I can remember walking along the sparsely traveled road with my mother, enjoying the wildflowers, learning the names of trees, and picking wild strawberries. Amazingly, although the Mt. Weather complex has changed drastically,  the area around Mt. Weather seems no different than it was 60 years ago. The Google Map street view of Route 601(the cross road off Rt. 7 that my father referred to in his letter) along the ridge of the mountain look so familiar to me, that I feel like Google must have an image of my mother and me walking along, looking for wild strawberries growing in front of the low stone walls.

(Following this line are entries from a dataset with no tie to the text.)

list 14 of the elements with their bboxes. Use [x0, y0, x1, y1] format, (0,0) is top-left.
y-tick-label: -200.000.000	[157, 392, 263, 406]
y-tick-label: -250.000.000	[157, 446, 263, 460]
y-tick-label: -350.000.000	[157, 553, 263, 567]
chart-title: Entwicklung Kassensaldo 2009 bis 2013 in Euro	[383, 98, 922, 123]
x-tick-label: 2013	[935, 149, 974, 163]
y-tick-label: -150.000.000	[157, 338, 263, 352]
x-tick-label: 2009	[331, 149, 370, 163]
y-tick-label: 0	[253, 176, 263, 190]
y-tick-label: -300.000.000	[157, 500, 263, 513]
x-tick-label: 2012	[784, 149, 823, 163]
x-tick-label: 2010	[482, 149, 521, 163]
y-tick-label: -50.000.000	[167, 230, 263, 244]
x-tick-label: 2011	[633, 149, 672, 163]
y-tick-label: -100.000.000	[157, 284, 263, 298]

But when my journey on Google Maps closes in on the Mt. Weather facility, I can’t “drive” right in. A sign declares FEMA Mt. Weather Emergency Operations Center, and a gate and guardhouse end the Google Maps journey.

Mt. Weather

The Mt. Weather Complex today.

What a surprise it was to see a Time Magazine article about Mt. Weather 45 years later. Digging into the mountain, government agencies had created a hideaway for important officials in case of atomic bomb attack. In 2011, Time magazine’s blog ran a condensation of that article from December 9, 1991, that you can read here. Although the road leading to the top of the mountain may look the same, the pastoral innocence of the Mt. Weather complex itself existed no more. The FEMA (Federal Emergency Management Administration) designation is a cover for the real mission of the place.

The title of the article, DOOMSDAY HIDEAWAY, describes a very different place than the one where my father worked and my family visited during the summer of 1945.

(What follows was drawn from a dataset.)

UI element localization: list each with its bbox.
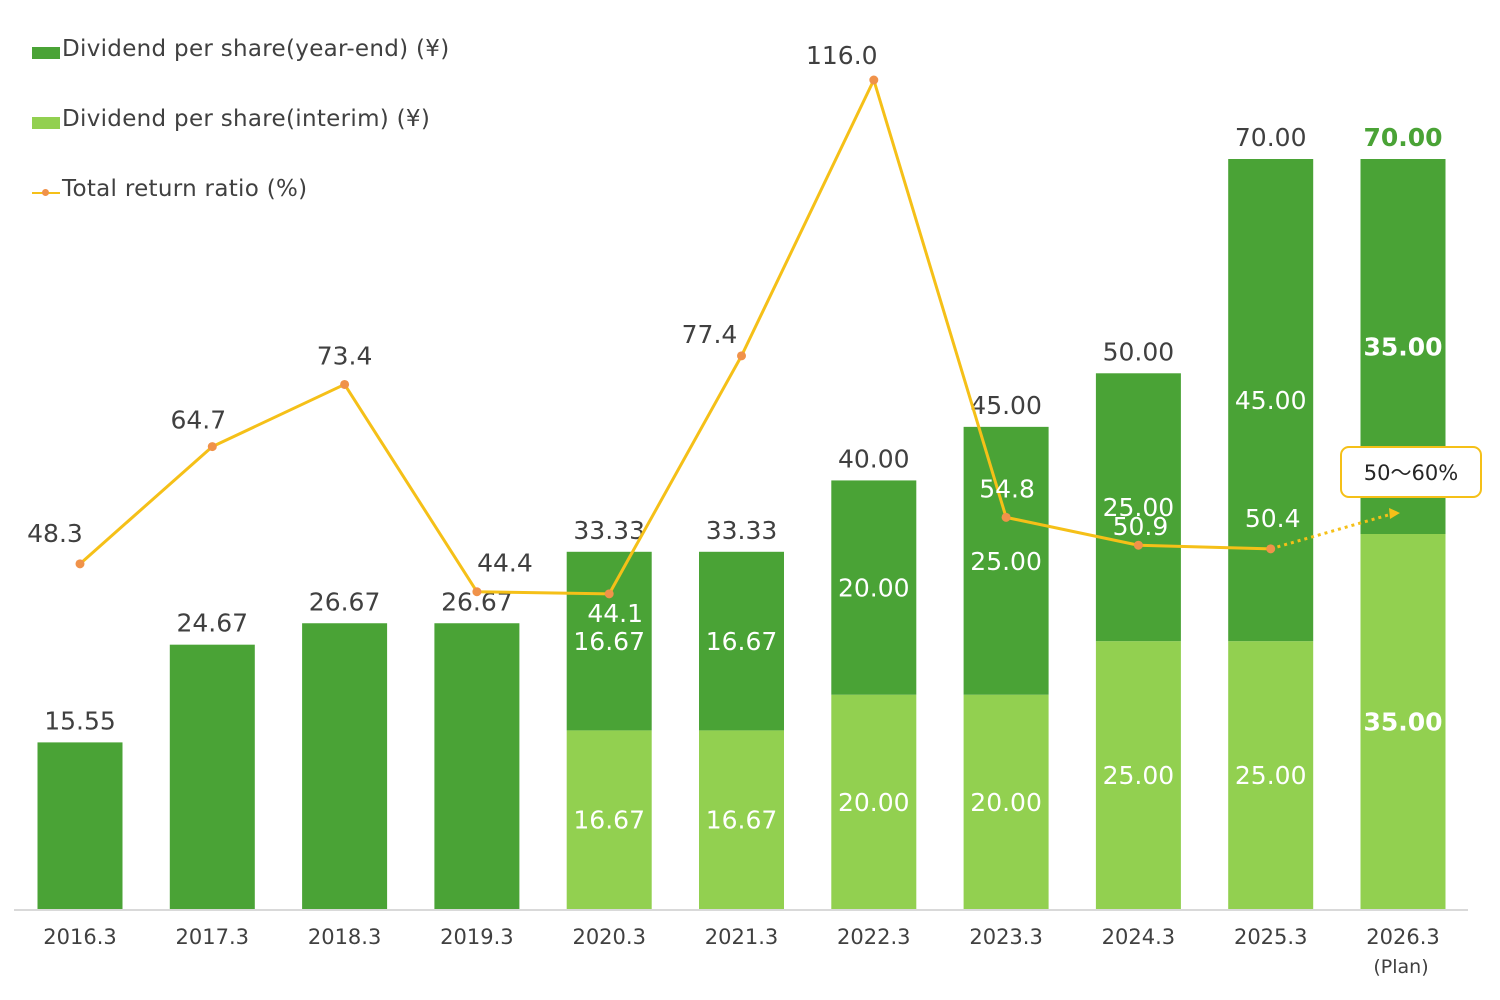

News items and Wikipedia have a gap in their timetables of the way that Mt. Weather morphed from a Weather Station into a secret underground hideout for high government officials in case of nuclear attack. The history the reporters dug up skips over the immediate post-war period when we saw Mt. Weather.

A more recent report, from NBC, (June 2015) indicates that the facility is no longer used as a hideout for government officials, but instead an “alternate” center of operations for Homeland Security. At any rate, the real work of the government there remains top secret.

The news sources say that in the late 1930s the Bureau of Mines started some excavations, and by 1959 the Bureau had completed an underground shelter in Pre Cambrian basalt.  Ironically, my father’s description of the place emphasizes “peacefulness” and a decade after he wrote that letter, the emphasis was on preparedness for war and disaster.

I am so glad that we had that short respite on the mountain at a moment in history when we were enjoying the prospect of long-awaited peace in the world and the peacefulness of the beautiful Virginia mountains.